Writing Online College Exams that Aren't a Breeze to Cheat On

Last month I wrote multiple choice exams for my classes. It took about two weeks in my spare time. I took questions provided by the textbooks I selected for the same reasons, which is to provide outlines and structures for the courses. When I was finished writing the exams, I felt unsettled. I imagined that honest students would struggle at the difficulty of some of the items and others would find ways to cheat the system. I picked a random question and typed it into Google. The exact question appeared as a “Flashcard Problem” with the correct answer displayed. It only took a few seconds to find online. I didn’t have to know what any of it meant, and I could have found the correct answer without thinking.

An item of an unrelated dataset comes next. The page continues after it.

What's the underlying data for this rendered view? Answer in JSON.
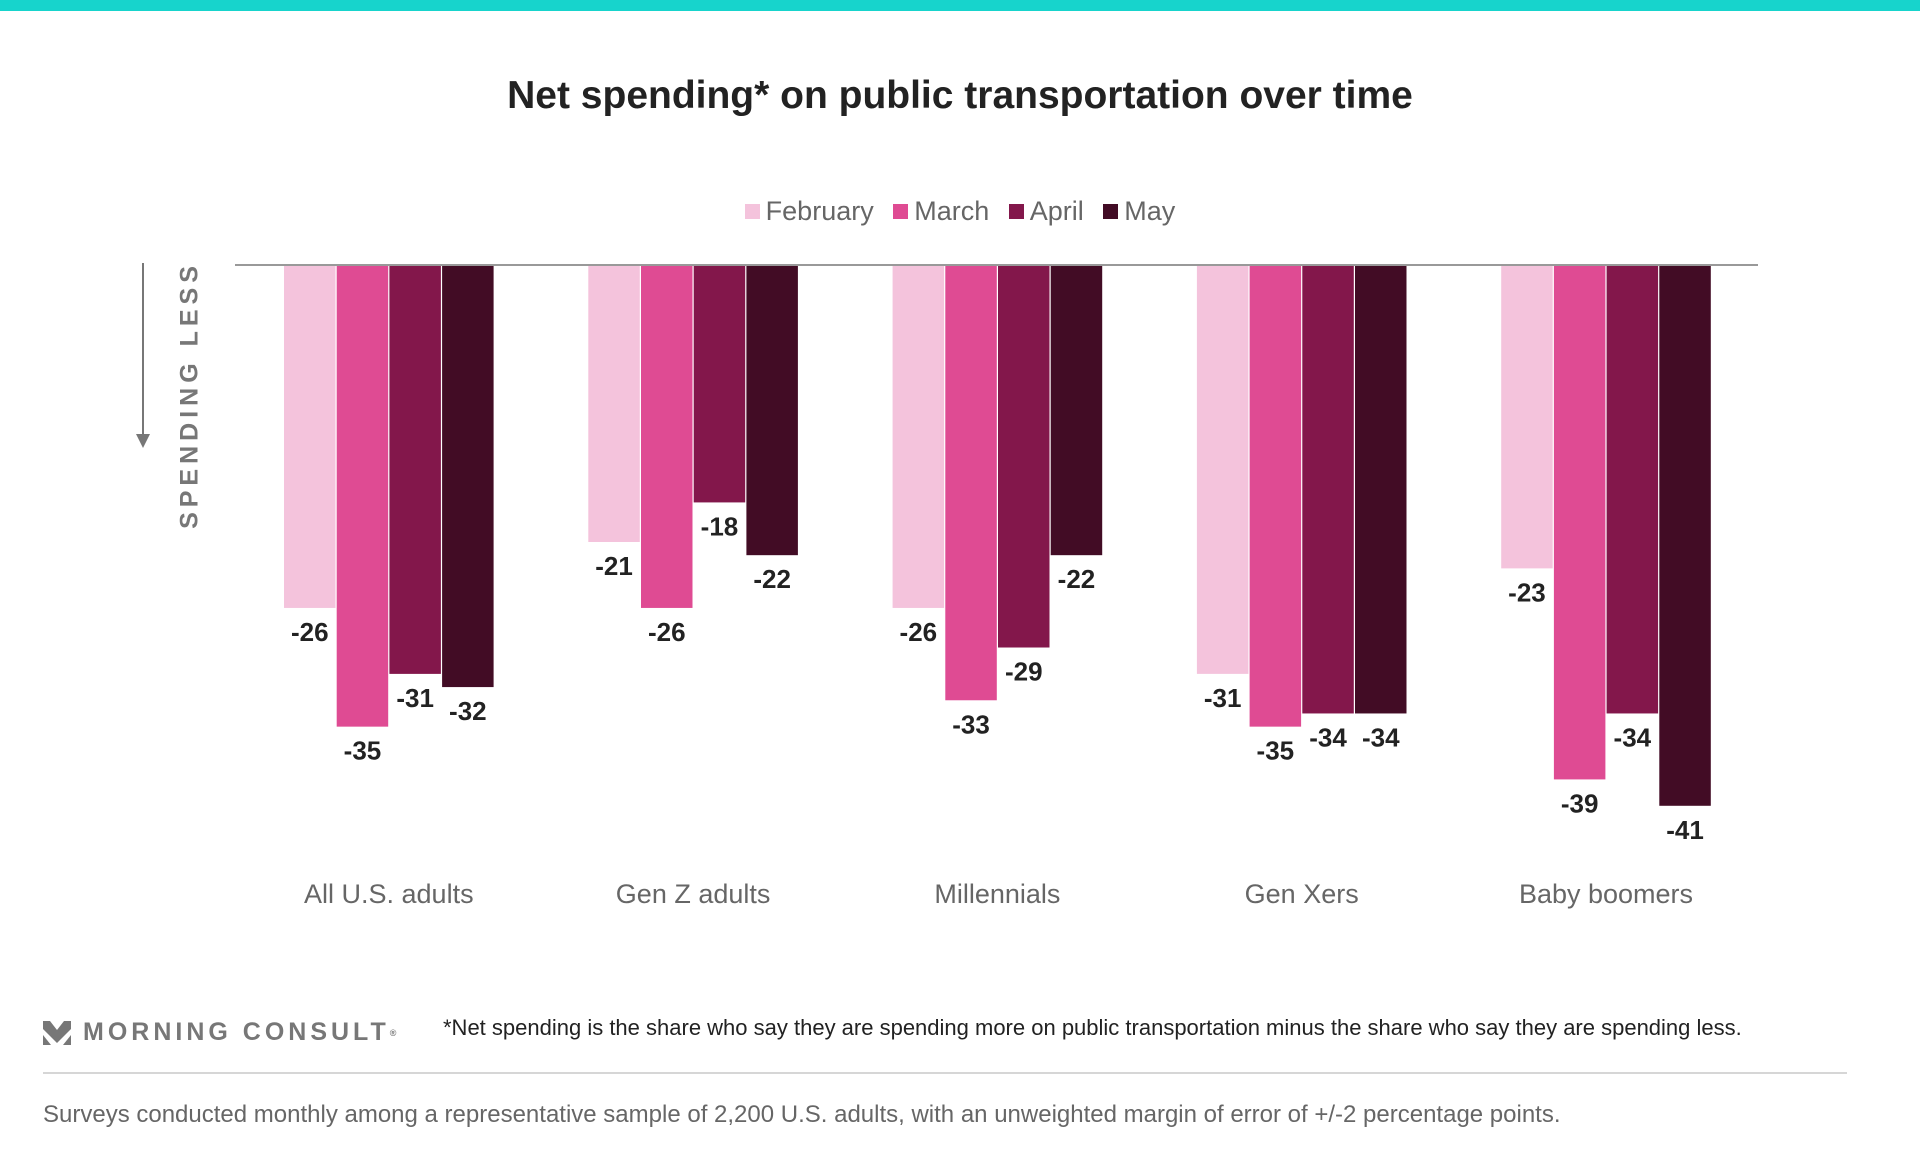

Online cheating can be handled in the classroom by requiring that students give you their cell phone before giving them the written exam. Online is a different story.

 

Our learning management system has an online testing function called “lockdown browser,” which means that students are locked into the exam while they’re taking it. This just means that they’ll have to perform a search on a second device. Take the exam on their phone while they search for the answers on a tablet. Lockdown browsers benefit cheaters who have money. I imagined my poorest and most destitute students struggling because of their poverty, and this seemed unfair.

 

My first thought was to ask open-ended application questions where students could apply their knowledge solving unique problems. In my experience, however, AI (such as ChatGPT) tends to do a better job at writing moderate and longer responses than students. Students will use words without understanding what they mean, which results in a meaningless essay. AI will define all terms (sometimes incorrectly), give a few examples and one concern, then conclude with a summary. It’s tidy if annoying to read. Of course, I’m not interested in reading even one essay written by AI. So it seems like any online open response questions are out.

 

And so I enlisted the help of my wife, who was a straight-A student who is still uncomfortable even hearing the word “cheat.” She suggested that I rewrite the questions so they couldn’t be easily searched online. I tried to poke holes in her idea, because that’s a lot of rewriting, but it was actually a pretty good suggestion. I don’t have to reinvent the questions, I just have to change all proper nouns and a few verbs and adjectives to nearest synonyms so AI couldn’t recognize the questions.

 

I think this will work in the short term or until I can find another way to structure my courses. Part of me thinks that I won't make it until the first week of class before getting rid of the exams and reverting to a dynamic course-build with students.